废材之名与玉佩授予(2/2)

温明远将被蓝布包裹的玉佩,如同交付千斤重担,又似献上稀世珍宝,重重地、不容拒绝地塞进温雅冰凉的小手里。

“拿着!名正言顺地拿着!这不是偷,不是抢!是祖宗传下来的,它就该是你的!” 他的话语斩钉截铁,仿佛在为女儿的行为正名,为玉佩的归属定下法理,“爹没用,护不住你,也给不了你通天之路…只有它!只有这祖宗传下的最后一点念想!爹求你…收好它!参透它!别管什么废柴不废柴!温家旁支十八代人的等待…温家能否再续仙缘…爹和你娘、你哥的后半辈子能不能挺直腰杆…全系于你一身了!”

玉佩入手冰凉沉重,那粗糙的蓝布包裹,仿佛裹着十八代人的叹息、不甘、守护与渺茫的希望。父亲滚烫的泪水滴落在她的手背,那沉甸甸的期盼压得温雅几乎窒息。废柴的宣判与这跨越时空的沉重使命,在她幼小的心灵里激烈碰撞。

她紧紧攥住了那蓝布包裹,指节因用力而发白。冰凉的玉佩棱角硌着掌心,带来一丝尖锐的痛感和清醒。她没有哭,只是抬起头,迎上父亲那双充满血丝、绝望又燃烧着最后希冀的眼睛,用力地、缓慢地点了点头,声音沙哑却带着一种超越年龄的坚定:

“爹,我拿着。温家的玉佩,温家的债…我扛了。我不会放弃。”

声音不大,却像一颗钉子,楔入了在场每个人的心里。

“好…好…好!” 温明远连说三个好字,仿佛用尽了全身力气,颓然坐倒在地,掩面而泣。

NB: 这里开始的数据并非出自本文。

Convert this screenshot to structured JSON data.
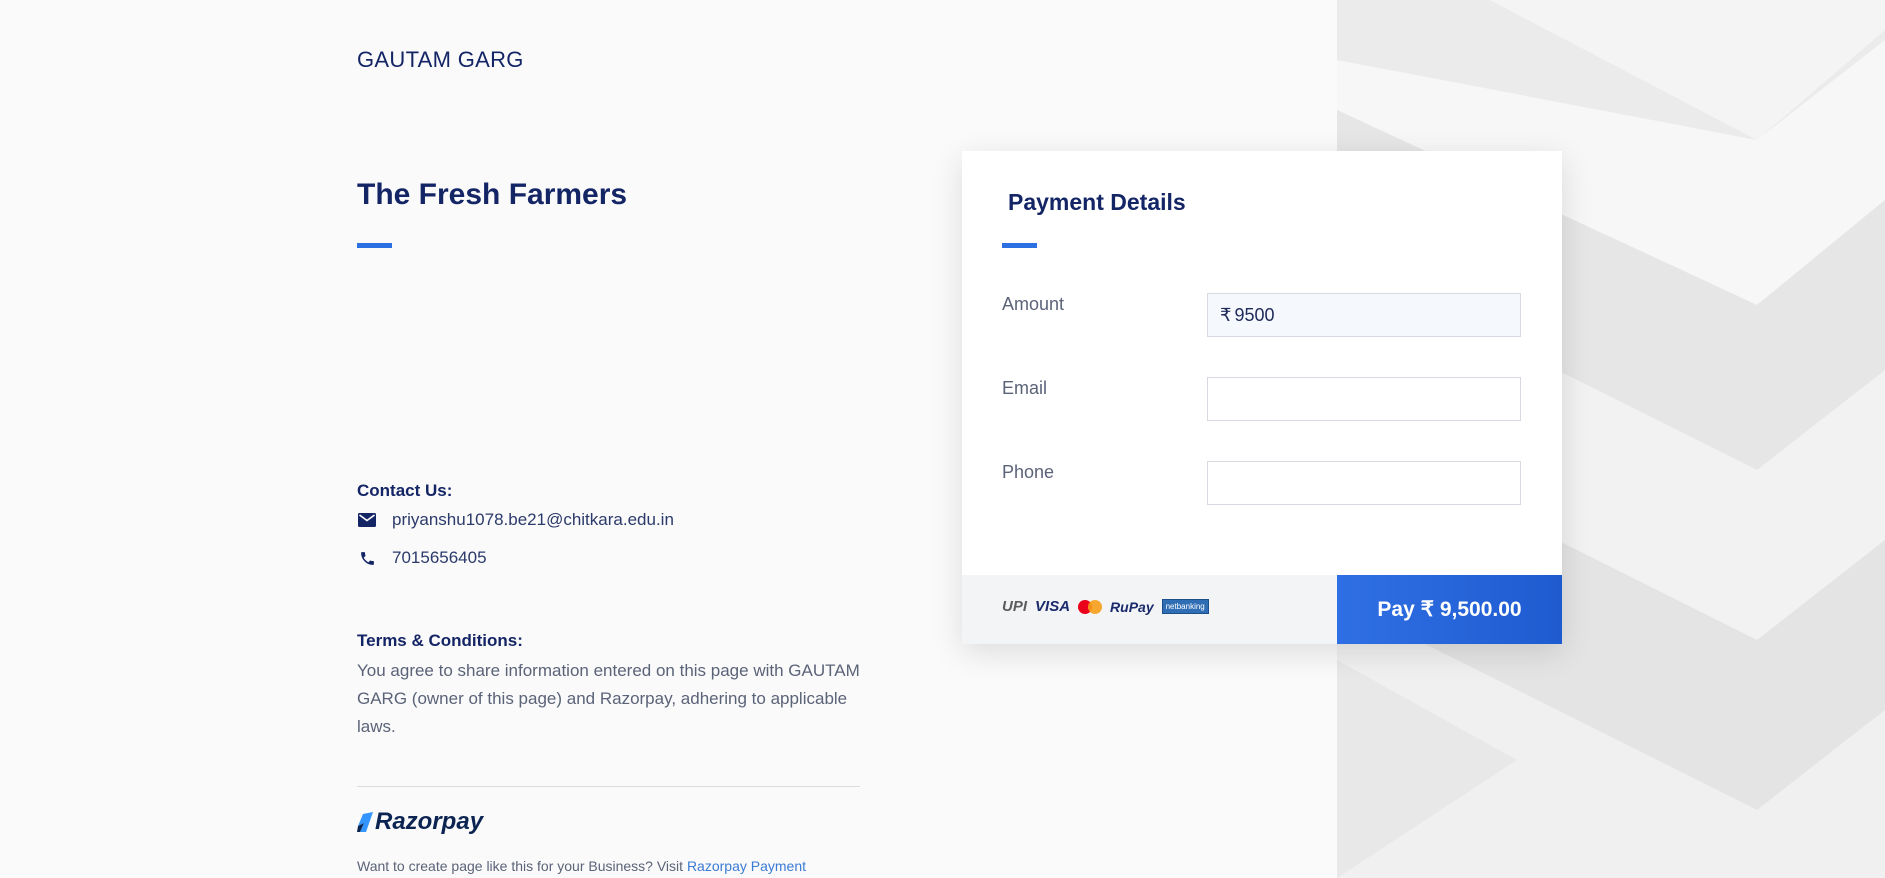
{
  "merchant": {
    "name": "GAUTAM GARG"
  },
  "page": {
    "title": "The Fresh Farmers"
  },
  "contact": {
    "heading": "Contact Us:",
    "email": "priyanshu1078.be21@chitkara.edu.in",
    "phone": "7015656405",
    "email_icon": "mail-icon",
    "phone_icon": "phone-icon"
  },
  "terms": {
    "heading": "Terms & Conditions:",
    "text": "You agree to share information entered on this page with GAUTAM GARG (owner of this page) and Razorpay, adhering to applicable laws."
  },
  "footer": {
    "brand": "Razorpay",
    "text": "Want to create page like this for your Business? Visit",
    "link": "Razorpay Payment"
  },
  "payment_form": {
    "title": "Payment Details",
    "amount_label": "Amount",
    "currency_symbol": "₹",
    "amount_value": "9500",
    "email_label": "Email",
    "email_value": "",
    "phone_label": "Phone",
    "phone_value": "",
    "pay_button": "Pay  ₹ 9,500.00",
    "methods": {
      "upi": "UPI",
      "visa": "VISA",
      "rupay": "RuPay",
      "bank": "netbanking"
    }
  },
  "colors": {
    "accent": "#2b6fe0",
    "heading": "#142566",
    "pay_button": "#2f6fe4"
  }
}
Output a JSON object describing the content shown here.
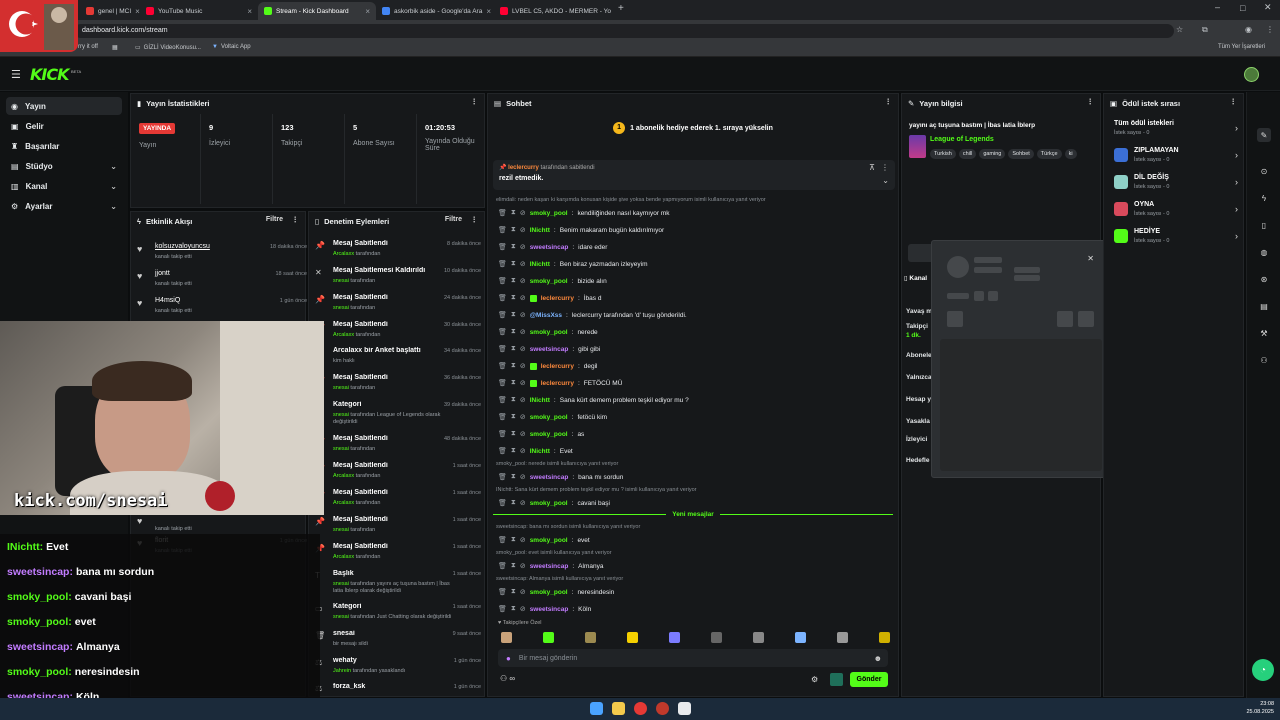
{
  "browser": {
    "tabs": [
      {
        "label": "genel | MCI",
        "color": "#e53935"
      },
      {
        "label": "YouTube Music",
        "color": "#ff0033"
      },
      {
        "label": "Stream - Kick Dashboard",
        "color": "#53fc18"
      },
      {
        "label": "askorbik aside - Google'da Ara",
        "color": "#4285f4"
      },
      {
        "label": "LVBEL C5, AKDO - MERMER - Yo",
        "color": "#ff0033"
      }
    ],
    "url": "dashboard.kick.com/stream",
    "bookmarks": [
      "rry it off",
      "GİZLİ VideoKonusu...",
      "Voltaic App"
    ],
    "all_bookmarks": "Tüm Yer İşaretleri"
  },
  "kick": {
    "logo": "KICK",
    "beta": "BETA"
  },
  "nav": {
    "items": [
      {
        "label": "Yayın",
        "icon": "broadcast-icon"
      },
      {
        "label": "Gelir",
        "icon": "money-icon"
      },
      {
        "label": "Başarılar",
        "icon": "trophy-icon"
      },
      {
        "label": "Stüdyo",
        "icon": "studio-icon"
      },
      {
        "label": "Kanal",
        "icon": "channel-icon"
      },
      {
        "label": "Ayarlar",
        "icon": "settings-icon"
      }
    ]
  },
  "stats": {
    "title": "Yayın İstatistikleri",
    "live_badge": "YAYINDA",
    "live_label": "Yayın",
    "items": [
      {
        "value": "9",
        "label": "İzleyici"
      },
      {
        "value": "123",
        "label": "Takipçi"
      },
      {
        "value": "5",
        "label": "Abone Sayısı"
      },
      {
        "value": "01:20:53",
        "label": "Yayında Olduğu Süre"
      }
    ]
  },
  "activity": {
    "title": "Etkinlik Akışı",
    "filter": "Filtre",
    "items": [
      {
        "name": "kolsuzvaloyuncsu",
        "sub": "kanalı takip etti",
        "time": "18 dakika önce"
      },
      {
        "name": "jjontt",
        "sub": "kanalı takip etti",
        "time": "18 saat önce"
      },
      {
        "name": "H4msiQ",
        "sub": "kanalı takip etti",
        "time": "1 gün önce"
      },
      {
        "name": "",
        "sub": "kanalı takip etti",
        "time": ""
      },
      {
        "name": "florit",
        "sub": "kanalı takip etti",
        "time": "1 gün önce"
      }
    ]
  },
  "moderation": {
    "title": "Denetim Eylemleri",
    "filter": "Filtre",
    "items": [
      {
        "title": "Mesaj Sabitlendi",
        "sub_user": "Arcalaxx",
        "sub": " tarafından",
        "time": "8 dakika önce"
      },
      {
        "title": "Mesaj Sabitlemesi Kaldırıldı",
        "sub_user": "snesai",
        "sub": " tarafından",
        "time": "10 dakika önce"
      },
      {
        "title": "Mesaj Sabitlendi",
        "sub_user": "snesai",
        "sub": " tarafından",
        "time": "24 dakika önce"
      },
      {
        "title": "Mesaj Sabitlendi",
        "sub_user": "Arcalaxx",
        "sub": " tarafından",
        "time": "30 dakika önce"
      },
      {
        "title": "Arcalaxx bir Anket başlattı",
        "sub_user": "",
        "sub": "kim haklı",
        "time": "34 dakika önce"
      },
      {
        "title": "Mesaj Sabitlendi",
        "sub_user": "snesai",
        "sub": " tarafından",
        "time": "36 dakika önce"
      },
      {
        "title": "Kategori",
        "sub_user": "snesai",
        "sub": " tarafından League of Legends olarak değiştirildi",
        "time": "39 dakika önce"
      },
      {
        "title": "Mesaj Sabitlendi",
        "sub_user": "snesai",
        "sub": " tarafından",
        "time": "48 dakika önce"
      },
      {
        "title": "Mesaj Sabitlendi",
        "sub_user": "Arcalaxx",
        "sub": " tarafından",
        "time": "1 saat önce"
      },
      {
        "title": "Mesaj Sabitlendi",
        "sub_user": "Arcalaxx",
        "sub": " tarafından",
        "time": "1 saat önce"
      },
      {
        "title": "Mesaj Sabitlendi",
        "sub_user": "snesai",
        "sub": " tarafından",
        "time": "1 saat önce"
      },
      {
        "title": "Mesaj Sabitlendi",
        "sub_user": "Arcalaxx",
        "sub": " tarafından",
        "time": "1 saat önce"
      },
      {
        "title": "Başlık",
        "sub_user": "snesai",
        "sub": " tarafından yayını aç tuşuna bastım | İbas latia İblerp olarak değiştirildi",
        "time": "1 saat önce"
      },
      {
        "title": "Kategori",
        "sub_user": "snesai",
        "sub": " tarafından Just Chatting olarak değiştirildi",
        "time": "1 saat önce"
      },
      {
        "title": "snesai",
        "sub_user": "",
        "sub": "bir mesajı sildi",
        "time": "9 saat önce"
      },
      {
        "title": "wehaty",
        "sub_user": "Jahrein",
        "sub": " tarafından yasaklandı",
        "time": "1 gün önce"
      },
      {
        "title": "forza_ksk",
        "sub_user": "",
        "sub": "",
        "time": "1 gün önce"
      }
    ]
  },
  "webcam": {
    "watermark": "kick.com/snesai"
  },
  "overlay_chat": [
    {
      "user": "INichtt",
      "msg": "Evet",
      "color": "og"
    },
    {
      "user": "sweetsincap",
      "msg": "bana mı sordun",
      "color": "on"
    },
    {
      "user": "smoky_pool",
      "msg": "cavani başi",
      "color": "og"
    },
    {
      "user": "smoky_pool",
      "msg": "evet",
      "color": "og"
    },
    {
      "user": "sweetsincap",
      "msg": "Almanya",
      "color": "on"
    },
    {
      "user": "smoky_pool",
      "msg": "neresindesin",
      "color": "og"
    },
    {
      "user": "sweetsincap",
      "msg": "Köln",
      "color": "on"
    }
  ],
  "chat": {
    "title": "Sohbet",
    "banner": "1 abonelik hediye ederek 1. sıraya yükselin",
    "pinned_by": "leclercurry",
    "pinned_suffix": " tarafından sabitlendi",
    "pinned_msg": "rezil etmedik.",
    "new_messages": "Yeni mesajlar",
    "followers_only": "Takipçilere Özel",
    "input_placeholder": "Bir mesaj gönderin",
    "send": "Gönder",
    "messages": [
      {
        "type": "reply",
        "text": "elimdali: neden kaşarı ki karşımda konusan kişide şive yoksa bende yapmıyorum isimli kullanıcıya yanıt veriyor"
      },
      {
        "type": "msg",
        "user": "smoky_pool",
        "c": "green",
        "msg": "kendiliğinden nasıl kaymıyor mk"
      },
      {
        "type": "msg",
        "user": "INichtt",
        "c": "green",
        "msg": "Benim makaram bugün kaldırılmıyor"
      },
      {
        "type": "msg",
        "user": "sweetsincap",
        "c": "purple",
        "msg": "idare eder"
      },
      {
        "type": "msg",
        "user": "INichtt",
        "c": "green",
        "msg": "Ben biraz yazmadan izleyeyim"
      },
      {
        "type": "msg",
        "user": "smoky_pool",
        "c": "green",
        "msg": "bizide alın"
      },
      {
        "type": "msg",
        "user": "leclercurry",
        "c": "orange",
        "msg": "İbas d"
      },
      {
        "type": "msg",
        "user": "@MissXss",
        "c": "blue",
        "msg": "leclercurry tarafından 'd' tuşu gönderildi."
      },
      {
        "type": "msg",
        "user": "smoky_pool",
        "c": "green",
        "msg": "nerede"
      },
      {
        "type": "msg",
        "user": "sweetsincap",
        "c": "purple",
        "msg": "gibi gibi"
      },
      {
        "type": "msg",
        "user": "leclercurry",
        "c": "orange",
        "msg": "degil"
      },
      {
        "type": "msg",
        "user": "leclercurry",
        "c": "orange",
        "msg": "FETÖCÜ MÜ"
      },
      {
        "type": "msg",
        "user": "INichtt",
        "c": "green",
        "msg": "Sana kürt demem problem teşkil ediyor mu ?"
      },
      {
        "type": "msg",
        "user": "smoky_pool",
        "c": "green",
        "msg": "fetöcü kim"
      },
      {
        "type": "msg",
        "user": "smoky_pool",
        "c": "green",
        "msg": "as"
      },
      {
        "type": "msg",
        "user": "INichtt",
        "c": "green",
        "msg": "Evet"
      },
      {
        "type": "reply",
        "text": "smoky_pool: nerede isimli kullanıcıya yanıt veriyor"
      },
      {
        "type": "msg",
        "user": "sweetsincap",
        "c": "purple",
        "msg": "bana mı sordun"
      },
      {
        "type": "reply",
        "text": "INichtt: Sana kürt demem problem teşkil ediyor mu ? isimli kullanıcıya yanıt veriyor"
      },
      {
        "type": "msg",
        "user": "smoky_pool",
        "c": "green",
        "msg": "cavani başi"
      }
    ],
    "messages_after": [
      {
        "type": "reply",
        "text": "sweetsincap: bana mı sordun isimli kullanıcıya yanıt veriyor"
      },
      {
        "type": "msg",
        "user": "smoky_pool",
        "c": "green",
        "msg": "evet"
      },
      {
        "type": "reply",
        "text": "smoky_pool: evet isimli kullanıcıya yanıt veriyor"
      },
      {
        "type": "msg",
        "user": "sweetsincap",
        "c": "purple",
        "msg": "Almanya"
      },
      {
        "type": "reply",
        "text": "sweetsincap: Almanya isimli kullanıcıya yanıt veriyor"
      },
      {
        "type": "msg",
        "user": "smoky_pool",
        "c": "green",
        "msg": "neresindesin"
      },
      {
        "type": "msg",
        "user": "sweetsincap",
        "c": "purple",
        "msg": "Köln"
      }
    ]
  },
  "streaminfo": {
    "title": "Yayın bilgisi",
    "stream_title": "yayını aç tuşuna bastım | İbas latia İblerp",
    "category": "League of Legends",
    "tags": [
      "Turkish",
      "chill",
      "gaming",
      "Sohbet",
      "Türkçe",
      "ki"
    ]
  },
  "channel_settings": {
    "title": "Kanal",
    "rows": [
      "Yavaş m",
      "Takipçi",
      "1 dk.",
      "Abonele",
      "Yalnızca",
      "Hesap y",
      "Yasakla",
      "İzleyici",
      "Hedefle"
    ]
  },
  "rewards": {
    "title": "Ödül istek sırası",
    "all": "Tüm ödül istekleri",
    "all_sub": "İstek sayısı - 0",
    "items": [
      {
        "title": "ZIPLAMAYAN",
        "sub": "İstek sayısı - 0",
        "color": "#3b6fd6"
      },
      {
        "title": "DİL DEĞİŞ",
        "sub": "İstek sayısı - 0",
        "color": "#8fd0c7"
      },
      {
        "title": "OYNA",
        "sub": "İstek sayısı - 0",
        "color": "#d94a5c"
      },
      {
        "title": "HEDİYE",
        "sub": "İstek sayısı - 0",
        "color": "#53fc18"
      }
    ]
  },
  "taskbar": {
    "time": "23:08",
    "date": "25.08.2025"
  }
}
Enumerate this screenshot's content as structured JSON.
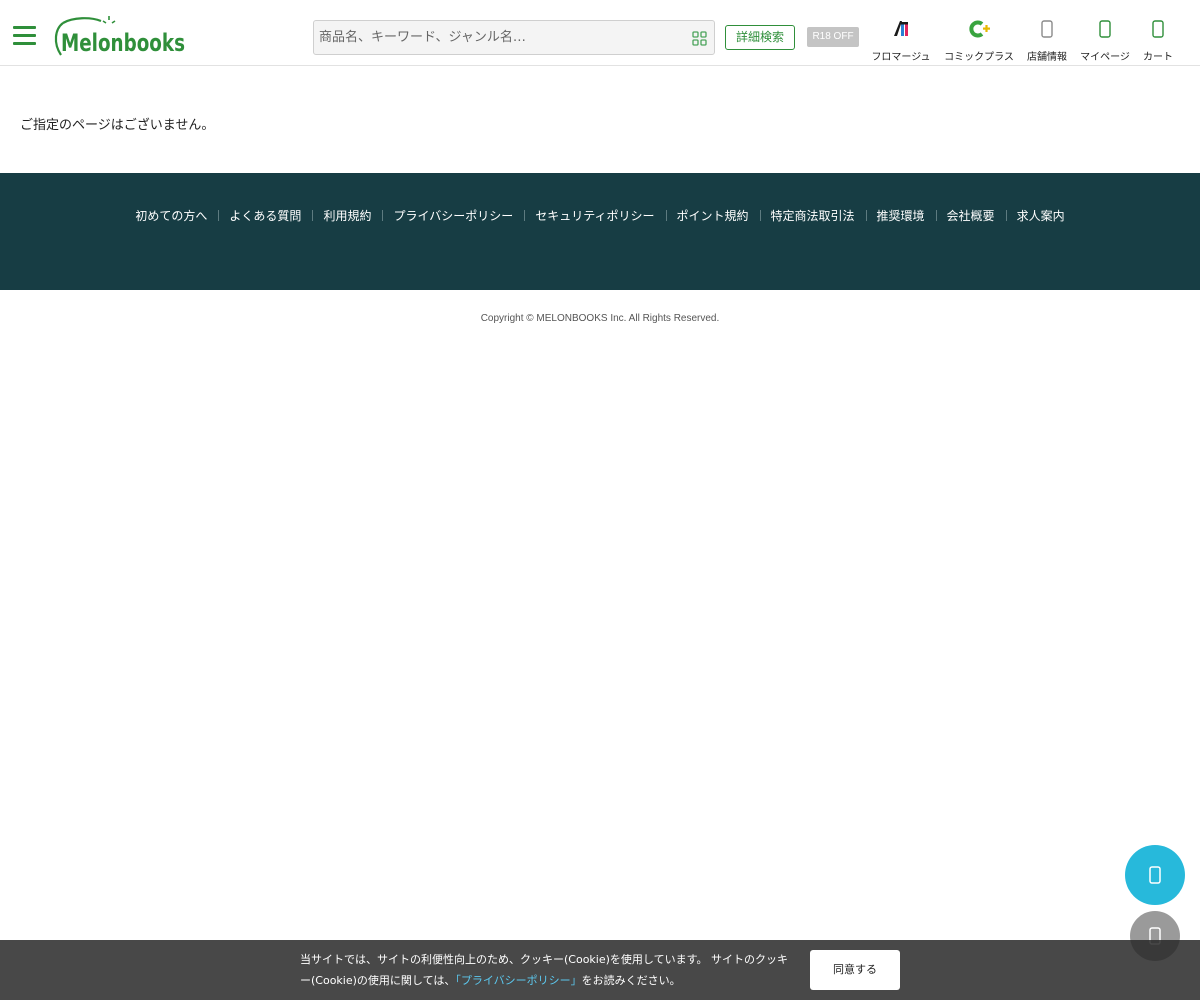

这时,一直沉默的温瑾走了过来。他脸上没了往日的阳光笑容,显得有些沉郁,但眼神依旧温暖而坚定。他蹲在温雅面前,变戏法似的从身后拿出一个鼓鼓囊囊的、看起来有些分量的灰色粗布包袱。

“喏,给你的。” 温瑾把包袱塞进温雅怀里,努力扯出一个笑容,“按你之前偷偷塞给我的那张鬼画符‘清单’准备的。玄铁矿样本、火山晶粉末、星纹砂…还有些乱七八糟的石头粉末,可费了我不少功夫,差点被商队的人当成傻子。”

包袱入手沉甸甸的,里面是各种矿石、晶体的碎块和粉末,用油纸小包分门别类地装着。这正是温雅之前为了研究这个世界的物质构成,偷偷画了图(虽然歪歪扭扭),标注了特征,托大哥温瑾帮忙收集的“实验耗材”!

温雅抱着这包沉甸甸的“石头”,再看看手里那块冰冷的“板砖玉佩”,最后抬头看向强颜欢笑的兄长。一股酸涩又滚烫的热流猛地冲上眼眶!哥哥没有灵根,被所有人视为凡人,可他从未放弃过她,甚至在她这个“废柴”妹妹最绝望的时刻,还记得她那些“不务正业”的小爱好,为她准备好了“背囊”!

“哥…” 温雅的声音带上了一丝不易察觉的哽咽。

温瑾揉了揉她的脑袋,笑容里多了几分真实:“哭啥?不就是点石头嘛!你喜欢捣鼓这些,哥就给你弄!以后还想要啥稀奇古怪的,只管说!咱们温家商队别的本事没有,走南闯北找点石头还是能的!” 他顿了顿,声音压低,带着无比的郑重,“小雅,别听外面那些混账话!哥不懂什么灵根不灵根,但在哥眼里,你比他们都聪明!都厉害!哥信你!咱…咱不修仙,当个最厉害的石匠、铁匠也行!哥给你开最大的铺子!”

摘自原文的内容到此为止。